What: Shares of Advaxis (NASDAQ:ADXS), a clinical-stage biotech company focused on developing cancer immunotherapies, rocketed higher by 12% following a presentation by the company at the annual American Association for Cancer Research meeting.
So what: Released in the middle of the trading day, Advaxis' press release from its AACR presentations outlined encouraging results from one clinical study and two preclinical studies utilizing its Lm-LLO platform designed to reduce the immunosuppressive activity of myeloid-derived suppressor cells and regulatory T-cells.
In its preliminary data from a phase 1 clinical study involving ADXS-HER2, a cancer immunotherapy targeted at HER2-expressing cancers, ADXS-HER2 in combination with palliative radiation in canines delayed tumor progression and prolonged pet survival for canines with spontaneous osteosarcoma where surgery wasn't an option. There was also no systemic or cardiac toxicity.
In one of its preclinical studies, ADXS-HPV, a drug designed to target human papillomavirus (HPV)-associated cancers, in combination with an anti-PD-L1 antibody in mice demonstrated some degree of improved tumor growth compared to the anti-PD-L1 antibody alone. By a similar token, no toxicities were observed.
Lastly, in another preclinical study, ADXS-HPV was combined with anti-OX40 and anti-GITR antibodies and demonstrated "significant inhibition of tumor growth and prolonged survival" in mice with tumors. Advaxis notes that regression of existing tumors occurred in 40% and 60% of animals treated.
Now what: What we're seeing today is how personalized medicine, and the prospects for personalized medicine, are potentially going to transform the healthcare industry in the coming decades. Advaxis' programs, while early stage, have demonstrated favorable safety and initially positive efficacy, especially when it comes to HPV-based cancers. The potential for stimulating a patients' immune system to help fight cancer is among one of the most intriguing pathways biotech companies are currently employing.

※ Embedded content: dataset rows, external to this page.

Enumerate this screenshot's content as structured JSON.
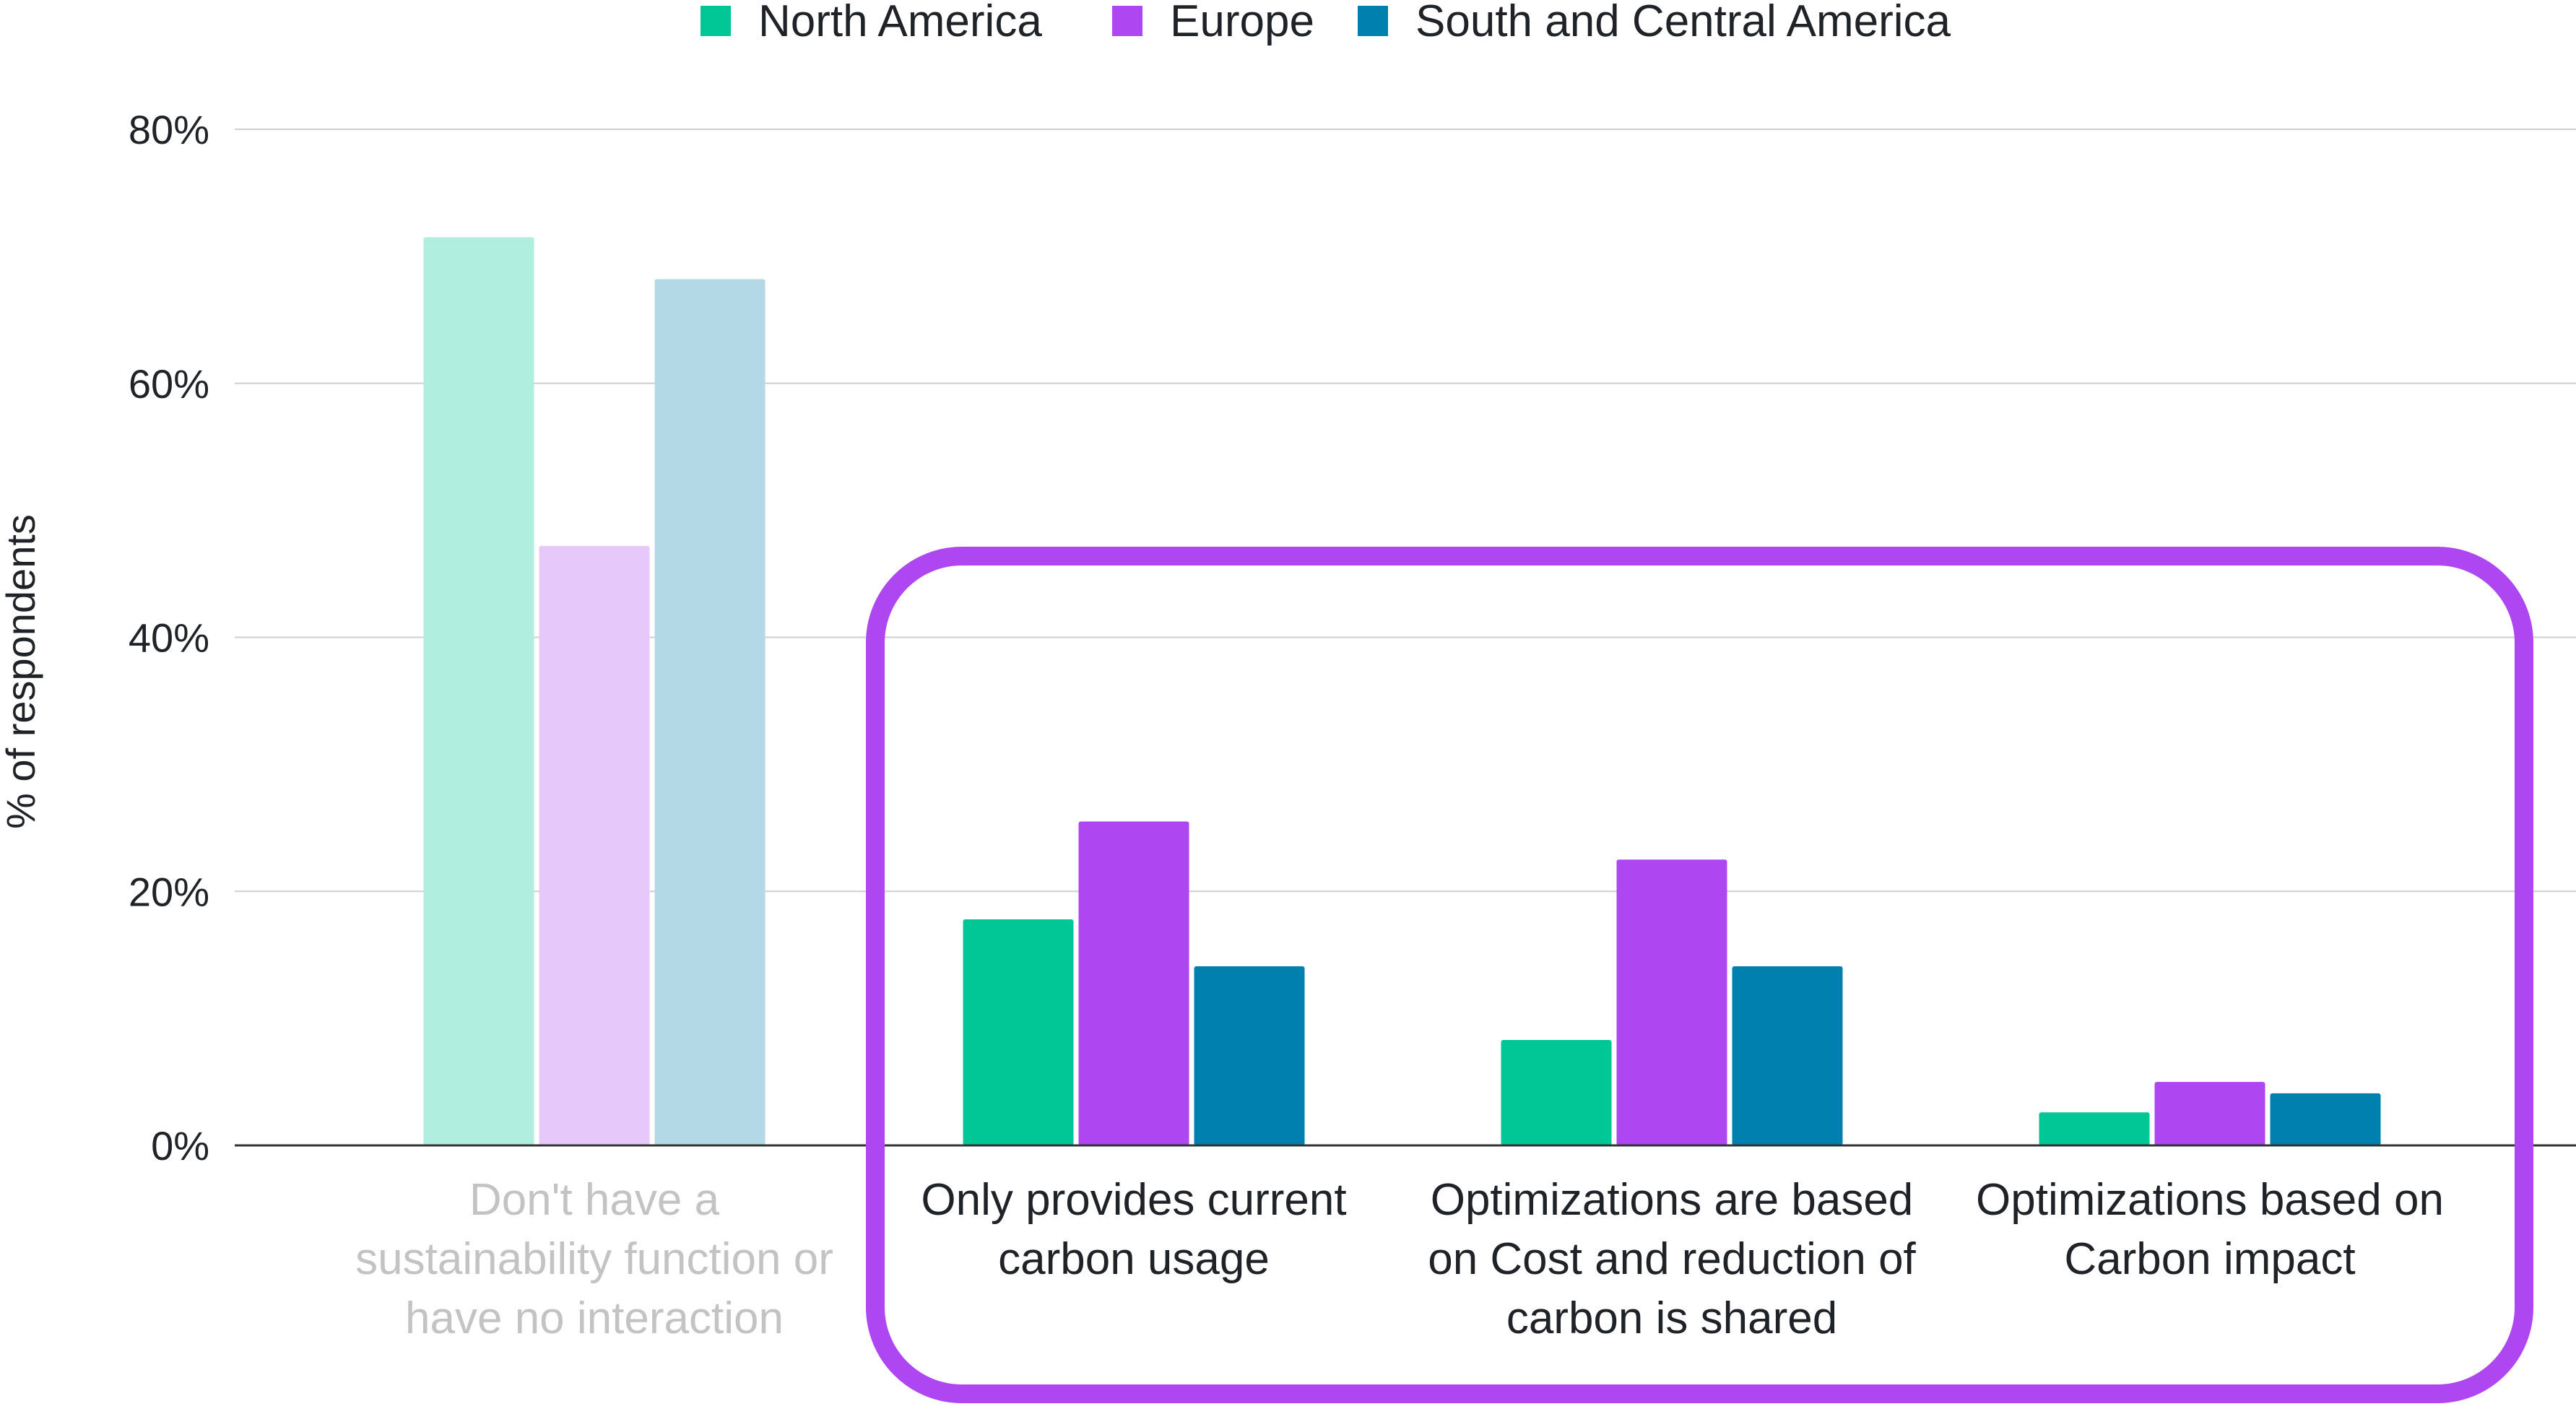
{
  "chart_data": {
    "type": "bar",
    "ylabel": "% of respondents",
    "ylim": [
      0,
      80
    ],
    "yticks": [
      "0%",
      "20%",
      "40%",
      "60%",
      "80%"
    ],
    "ytick_values": [
      0,
      20,
      40,
      60,
      80
    ],
    "grid": true,
    "legend_position": "top-center",
    "categories": [
      [
        "Don't have a",
        "sustainability function or",
        "have no interaction"
      ],
      [
        "Only provides current",
        "carbon usage"
      ],
      [
        "Optimizations are based",
        "on Cost and reduction of",
        "carbon is shared"
      ],
      [
        "Optimizations based on",
        "Carbon impact"
      ]
    ],
    "muted_categories": [
      0
    ],
    "highlighted_categories": [
      1,
      2,
      3
    ],
    "series": [
      {
        "name": "North America",
        "color": "#00c795",
        "muted_color": "#b0eedf",
        "values": [
          71.5,
          17.8,
          8.3,
          2.6
        ]
      },
      {
        "name": "Europe",
        "color": "#ae46f2",
        "muted_color": "#e6c8fb",
        "values": [
          47.2,
          25.5,
          22.5,
          5.0
        ]
      },
      {
        "name": "South and Central America",
        "color": "#0080ae",
        "muted_color": "#b3d8e6",
        "values": [
          68.2,
          14.1,
          14.1,
          4.1
        ]
      }
    ],
    "highlight_color": "#ae46f2"
  }
}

On the other hand, it's important that investors realize Advaxis is still clinical in nature, and in spite of a fairly substantial pipeline based on ADXS-HPV, it could be losing money for years to come. At the end of Advaxis' latest quarter it had just $30.6 million in cash and cash equivalents. It did complete a $23 million registered direct offering in February, but it's possible that more ongoing studies -- especially as they advance into phase 2 and 3 -- could cause its expenses and need for cash to skyrocket. In other words, don't be surprised if Advaxis needs to offer dilutive common stock to raise additional cash.
With Advaxis' shares up nearly tenfold over the past year I'm of the opinion that I'd wait for more confirmation from late-stage studies that Advaxis has a winner with ADXS-HPV. At the moment I believe optimism surrounding its lead developing compound has been more than baked in, and would suggest caution rather than chasing its shares even higher.